2. There is one very important detail not covered in this article that was previously covered in detail. Specifically, the size of the square openings in the lattice structure. The as-built size of the openings was determined by the size of a sailor's heel of his foot.The openings in this article are way too big. It would appear that a man could pass his entire leg through the square opening.
The sailors, almost all of them, wore no shoes. If the square holes were too large, the man's foot (most likely his heel) went through the hole and he broke his ankle when he walked on one. This heel-hole size was not an insignificant matter. In point of actual fact, it was a real matter of life and death. The max hole side dimension was about 2 -1/2 to 2 - 1/4 inches; very few heels were larger than this.. Even this size was dangerous to some of the smaller men.
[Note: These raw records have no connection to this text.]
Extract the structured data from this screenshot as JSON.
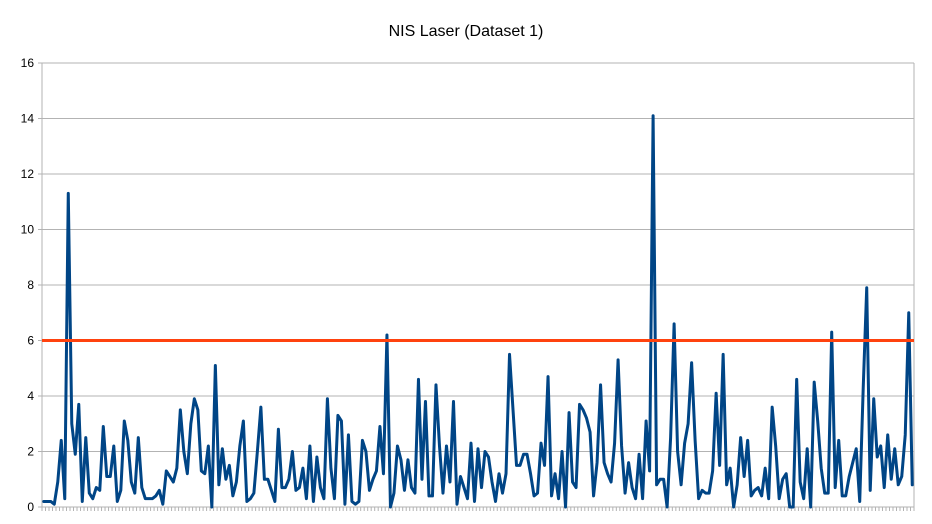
{
  "chart_data": {
    "type": "line",
    "title": "NIS Laser (Dataset 1)",
    "xlabel": "",
    "ylabel": "",
    "ylim": [
      0,
      16
    ],
    "yticks": [
      0,
      2,
      4,
      6,
      8,
      10,
      12,
      14,
      16
    ],
    "grid": "horizontal",
    "legend": "none",
    "series": [
      {
        "color": "#004586",
        "values": [
          0.2,
          0.2,
          0.2,
          0.1,
          0.9,
          2.4,
          0.3,
          11.3,
          3.0,
          1.9,
          3.7,
          0.2,
          2.5,
          0.5,
          0.3,
          0.7,
          0.6,
          2.9,
          1.1,
          1.1,
          2.2,
          0.2,
          0.6,
          3.1,
          2.4,
          0.9,
          0.5,
          2.5,
          0.7,
          0.3,
          0.3,
          0.3,
          0.4,
          0.6,
          0.1,
          1.3,
          1.1,
          0.9,
          1.4,
          3.5,
          2.0,
          1.2,
          3.0,
          3.9,
          3.5,
          1.3,
          1.2,
          2.2,
          0.0,
          5.1,
          0.8,
          2.1,
          1.0,
          1.5,
          0.4,
          0.9,
          2.2,
          3.1,
          0.2,
          0.3,
          0.5,
          2.0,
          3.6,
          1.0,
          1.0,
          0.6,
          0.2,
          2.8,
          0.7,
          0.7,
          1.0,
          2.0,
          0.6,
          0.7,
          1.4,
          0.3,
          2.2,
          0.2,
          1.8,
          0.7,
          0.3,
          3.9,
          1.4,
          0.3,
          3.3,
          3.1,
          0.1,
          2.6,
          0.2,
          0.1,
          0.2,
          2.4,
          2.0,
          0.6,
          1.0,
          1.3,
          2.9,
          1.2,
          6.2,
          0.0,
          0.5,
          2.2,
          1.7,
          0.6,
          1.7,
          0.7,
          0.5,
          4.6,
          1.0,
          3.8,
          0.4,
          0.4,
          4.4,
          2.2,
          0.5,
          2.2,
          0.9,
          3.8,
          0.1,
          1.1,
          0.7,
          0.3,
          2.3,
          0.2,
          2.1,
          0.7,
          2.0,
          1.8,
          0.9,
          0.2,
          1.2,
          0.5,
          1.2,
          5.5,
          3.5,
          1.5,
          1.5,
          1.9,
          1.9,
          1.2,
          0.4,
          0.5,
          2.3,
          1.5,
          4.7,
          0.4,
          1.2,
          0.3,
          2.0,
          0.0,
          3.4,
          0.9,
          0.7,
          3.7,
          3.5,
          3.2,
          2.7,
          0.4,
          1.6,
          4.4,
          1.6,
          1.2,
          0.9,
          2.3,
          5.3,
          2.2,
          0.5,
          1.6,
          0.7,
          0.3,
          1.9,
          0.3,
          3.1,
          1.3,
          14.1,
          0.8,
          1.0,
          1.0,
          0.0,
          2.5,
          6.6,
          2.0,
          0.8,
          2.3,
          3.0,
          5.2,
          2.4,
          0.3,
          0.6,
          0.5,
          0.5,
          1.3,
          4.1,
          1.5,
          5.5,
          0.8,
          1.4,
          0.0,
          0.8,
          2.5,
          1.1,
          2.4,
          0.4,
          0.6,
          0.7,
          0.4,
          1.4,
          0.3,
          3.6,
          2.2,
          0.3,
          1.0,
          1.2,
          0.0,
          0.0,
          4.6,
          0.9,
          0.3,
          2.1,
          0.0,
          4.5,
          3.1,
          1.4,
          0.5,
          0.5,
          6.3,
          0.7,
          2.4,
          0.4,
          0.4,
          1.1,
          1.6,
          2.1,
          0.2,
          4.3,
          7.9,
          0.6,
          3.9,
          1.8,
          2.2,
          0.7,
          2.6,
          1.0,
          2.1,
          0.8,
          1.1,
          2.6,
          7.0,
          0.8
        ]
      }
    ],
    "threshold": {
      "value": 6,
      "color": "#ff420e"
    }
  }
}
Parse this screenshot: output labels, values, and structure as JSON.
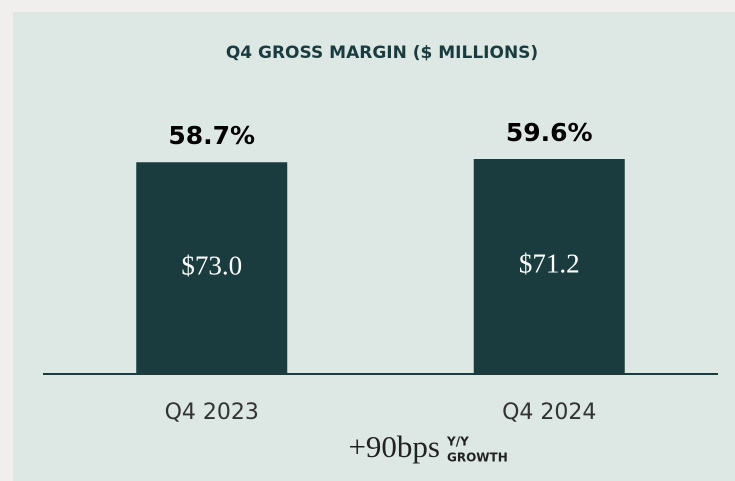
{
  "chart_data": {
    "type": "bar",
    "title": "Q4 GROSS MARGIN ($ MILLIONS)",
    "categories": [
      "Q4 2023",
      "Q4 2024"
    ],
    "values": [
      58.7,
      59.6
    ],
    "value_labels": [
      "58.7%",
      "59.6%"
    ],
    "amount_labels": [
      "$73.0",
      "$71.2"
    ],
    "color": "#1a3c3e",
    "annotation": "+90bps",
    "annotation_label": [
      "Y/Y",
      "GROWTH"
    ]
  }
}
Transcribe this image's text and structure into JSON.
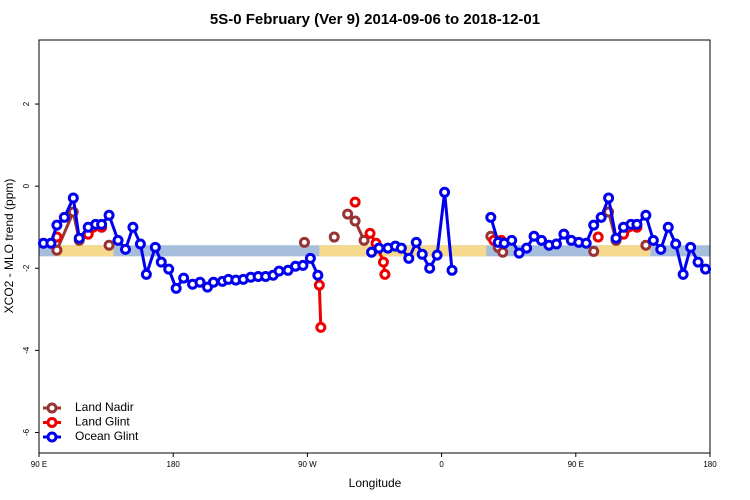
{
  "chart_data": {
    "type": "line",
    "title": "5S-0 February (Ver 9)   2014-09-06 to 2018-12-01",
    "x_label": "Longitude",
    "y_label": "XCO2 - MLO trend (ppm)",
    "xlim": [
      90,
      540
    ],
    "ylim": [
      -6.5,
      3.56
    ],
    "xticks": [
      {
        "value": 90,
        "label": "90 E"
      },
      {
        "value": 180,
        "label": "180"
      },
      {
        "value": 270,
        "label": "90 W"
      },
      {
        "value": 360,
        "label": "0"
      },
      {
        "value": 450,
        "label": "90 E"
      },
      {
        "value": 540,
        "label": "180"
      }
    ],
    "yticks": [
      2,
      0,
      -2,
      -4,
      -6
    ],
    "legend": "bottom-left",
    "background_band": {
      "range": [
        -1.44,
        -1.71
      ],
      "color": "#a6bddb",
      "highlight_ranges": [
        [
          101,
          140
        ],
        [
          278,
          390
        ],
        [
          465,
          500
        ]
      ],
      "highlight_color": "#f5d98c"
    },
    "series": [
      {
        "name": "Land Nadir",
        "color": "#993333",
        "x": [
          102,
          113,
          117,
          null,
          137,
          null,
          268,
          null,
          288,
          null,
          297,
          302,
          308,
          null,
          393,
          398,
          401,
          null,
          462,
          null,
          472,
          477,
          null,
          497
        ],
        "values": [
          -1.56,
          -0.63,
          -1.32,
          null,
          -1.44,
          null,
          -1.37,
          null,
          -1.24,
          null,
          -0.68,
          -0.85,
          -1.32,
          null,
          -1.22,
          -1.49,
          -1.61,
          null,
          -1.59,
          null,
          -0.63,
          -1.32,
          null,
          -1.44
        ]
      },
      {
        "name": "Land Glint",
        "color": "#ee0000",
        "x": [
          102,
          null,
          123,
          132,
          null,
          278,
          279,
          null,
          302,
          null,
          312,
          316,
          321,
          322,
          null,
          395,
          400,
          null,
          465,
          null,
          482,
          491
        ],
        "values": [
          -1.24,
          null,
          -1.17,
          -1.0,
          null,
          -2.41,
          -3.44,
          null,
          -0.39,
          null,
          -1.15,
          -1.39,
          -1.85,
          -2.15,
          null,
          -1.32,
          -1.32,
          null,
          -1.24,
          null,
          -1.17,
          -1.0
        ]
      },
      {
        "name": "Ocean Glint",
        "color": "#0000ee",
        "x": [
          93,
          98,
          102,
          107,
          113,
          117,
          123,
          128,
          132,
          137,
          143,
          148,
          153,
          158,
          162,
          168,
          172,
          177,
          182,
          187,
          193,
          198,
          203,
          207,
          213,
          217,
          222,
          227,
          232,
          237,
          242,
          247,
          251,
          257,
          262,
          267,
          272,
          277,
          null,
          313,
          318,
          324,
          329,
          333,
          338,
          343,
          347,
          352,
          357,
          362,
          367,
          null,
          393,
          398,
          402,
          407,
          412,
          417,
          422,
          427,
          432,
          437,
          442,
          447,
          452,
          457,
          462,
          467,
          472,
          477,
          482,
          487,
          491,
          497,
          502,
          507,
          512,
          517,
          522,
          527,
          532,
          537
        ],
        "values": [
          -1.39,
          -1.39,
          -0.95,
          -0.76,
          -0.29,
          -1.27,
          -1.0,
          -0.93,
          -0.93,
          -0.71,
          -1.32,
          -1.54,
          -1.0,
          -1.41,
          -2.15,
          -1.49,
          -1.85,
          -2.02,
          -2.49,
          -2.24,
          -2.39,
          -2.34,
          -2.46,
          -2.34,
          -2.32,
          -2.27,
          -2.29,
          -2.27,
          -2.22,
          -2.2,
          -2.2,
          -2.17,
          -2.07,
          -2.05,
          -1.95,
          -1.93,
          -1.76,
          -2.17,
          null,
          -1.61,
          -1.51,
          -1.51,
          -1.46,
          -1.51,
          -1.76,
          -1.37,
          -1.66,
          -2.0,
          -1.68,
          -0.15,
          -2.05,
          null,
          -0.76,
          -1.37,
          -1.39,
          -1.32,
          -1.63,
          -1.51,
          -1.22,
          -1.32,
          -1.44,
          -1.41,
          -1.17,
          -1.32,
          -1.37,
          -1.39,
          -0.95,
          -0.76,
          -0.29,
          -1.27,
          -1.0,
          -0.93,
          -0.93,
          -0.71,
          -1.32,
          -1.54,
          -1.0,
          -1.41,
          -2.15,
          -1.49,
          -1.85,
          -2.02
        ]
      }
    ]
  }
}
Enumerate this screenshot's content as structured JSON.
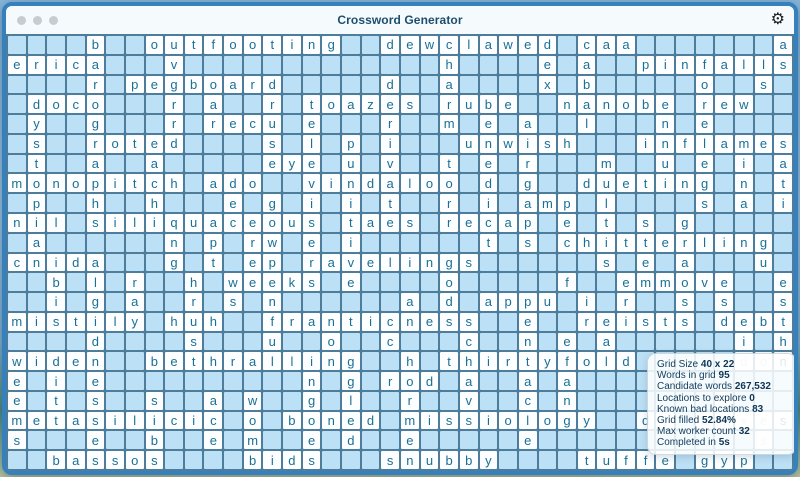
{
  "window": {
    "title": "Crossword Generator",
    "gear_icon": "gear",
    "traffic_lights": [
      "close",
      "minimize",
      "zoom"
    ]
  },
  "grid": {
    "cols": 40,
    "rows": 22,
    "empty_char": ".",
    "rows_data": [
      "....b..outfooting..dewclawed.caa.......a",
      "erica...v.............h....e.a..pinfalls",
      "....r.pegboard.....d..a....x.b.....o..s.",
      ".doco...r.a..r.toazes.rube..nanobe.rew..",
      ".y..g...r.recu.e...r..m.e.a..l...n.e....",
      ".s..roted....s.l.p.i...unwish...inflames",
      ".t..a..a.....eye.u.v..t.e.r...m..u.e.i.a",
      "monopitch.ado..vindaloo.d.g..dueting.n.t",
      ".p..h..h...e.g.i.i.t..r.i.amp.l....s.a.i",
      "nil.siliquaceous.taes.recap.e.t.s.g.....",
      ".a......n.p.rw.e.i......t.s.chitterling.",
      "cnida...g.t.ep.ravelings......s.e.a...u.",
      "..b.l.r..h.weeks.e....o.....f..emmove..e",
      "..i.g.a..r.s.n......a.d.appu.i.r..s.s..s",
      "mistily.huh..franticness..e..reists.debt",
      "....d....s...u..o..c...c..n.e.a......i.h",
      "widen..bethralling..h.thirtyfold.....don",
      "e.i.e..........n.g.rod.a..a.a...........",
      "e.t.s..s..a.w..g.l..r..v..c.n.......s...",
      "metasilicic.o.boned.missiology..dl.uexes",
      "s...e..b..e.m..e.d..e.....e...........s.",
      "..bassos....bids...snubby....tuffe.gyp.."
    ],
    "ghost_cells": [
      [
        16,
        37
      ],
      [
        16,
        38
      ],
      [
        18,
        36
      ],
      [
        19,
        33
      ],
      [
        19,
        35
      ],
      [
        19,
        36
      ],
      [
        19,
        37
      ],
      [
        19,
        38
      ],
      [
        20,
        38
      ]
    ]
  },
  "stats_panel": {
    "lines": [
      {
        "label": "Grid Size",
        "value": "40 x 22"
      },
      {
        "label": "Words in grid",
        "value": "95"
      },
      {
        "label": "Candidate words",
        "value": "267,532"
      },
      {
        "label": "Locations to explore",
        "value": "0"
      },
      {
        "label": "Known bad locations",
        "value": "83"
      },
      {
        "label": "Grid filled",
        "value": "52.84%"
      },
      {
        "label": "Max worker count",
        "value": "32"
      },
      {
        "label": "Completed in",
        "value": "5s"
      }
    ]
  },
  "colors": {
    "window_border": "#3580bd",
    "empty_cell": "#bce0f5",
    "filled_cell": "#fdfeff",
    "grid_line": "#4e7d9c",
    "letter": "#1a7094",
    "title_text": "#1e4e6d",
    "stats_text": "#123c5c"
  }
}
The size as built was usually between 2 - 1/4 inches and 2 x 2 inches; or even smaller in the 1400s to 1600s. At 1/48, this 2 1/2 inch size is very convenient because it is 1/6 inch; lots of slitting saw blades are ground to this size. However, the dimension of 1/16 inch per side just looks too big (in addition to being actually too big). On the other hand, if the squares holes were too small, they would severely diminish the airflow to the lower decks; which was a problem as this airflow feature was the reason for having the gratings to begin with.
3. If you reduce the side dimension, this grating technique has great promise. However ( seems like their is always a "however"),
there are other pertinent construction details that produce superior gratings that are not covered above that are covered in the NRJ article. I will leave these details to the assembled readers.